There were two problems here. The first is that you have to be very careful about your source material when you start arguing with the public. They have the world at their fingertips. I could easily have used my smartphone to show him that the gun in question is sold as a "1809 marine carbine" or have shown him the Wikipedia entry on carbines.

The other problem is that you should not assume that wearing a costume makes you an expert.

The next myth was much worse because of its source. The Bounty had a display of the mess area with signs above that offered information. One of them said that sailors used their elbows to keep their food from sliding around. Sailors were prime candidates for press gangs on shore so anyone who ate with his elbows on the table was at risk of being pressed.

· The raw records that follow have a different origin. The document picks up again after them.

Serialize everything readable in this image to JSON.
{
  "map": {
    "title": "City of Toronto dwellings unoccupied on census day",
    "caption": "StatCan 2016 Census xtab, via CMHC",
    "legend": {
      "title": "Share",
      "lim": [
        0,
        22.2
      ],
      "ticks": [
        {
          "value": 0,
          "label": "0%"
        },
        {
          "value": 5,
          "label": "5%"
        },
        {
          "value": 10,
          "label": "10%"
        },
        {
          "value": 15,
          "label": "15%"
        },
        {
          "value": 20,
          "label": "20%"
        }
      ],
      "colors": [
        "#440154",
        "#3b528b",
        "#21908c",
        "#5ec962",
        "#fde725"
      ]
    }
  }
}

It doesn't take a minute to debunk this. Just try eating while holding your plate still with your elbows. You can't do it.

The admonition against elbows on the table was referring to people who bent over their food, supporting themselves with their elbows and shoveled the food into their mouths. The idea is that you should sit up straight, supported by your back instead of your elbows. This is an example of trying to attribute a nautical explanation to everyday things.

Since this was on an official sign, the Bounty has no excuse.

The last example has nothing to do with Opsail. It just happened to come at the same time. A trivia slide on Pawn Stars said that "Mind your Ps and Qs" refers to the tab that a sailor would have with the ship and referred to quarts and pints.

I have heard the quarts and pints explanation before. Attributing it to ships is new.

The expression itself should be taken at face value. The letters P and Q look similar and "Mind your Ps and Qs" is a warning to be extra careful. The part about the bar tab just adds a little to the explanation. It is still based on the two looking alike. This is making a simple explanation more complicated. The part about it being the tab on a ship is an example of attributing everything to a nautical origin.

Note, you can make a strong case for it coming from printers since type is backwards which makes it easy to mix up the two.

The moral of all of this is to check your sources, don't needlessly complicate things, and remember that a story that is too good to be true probably is false.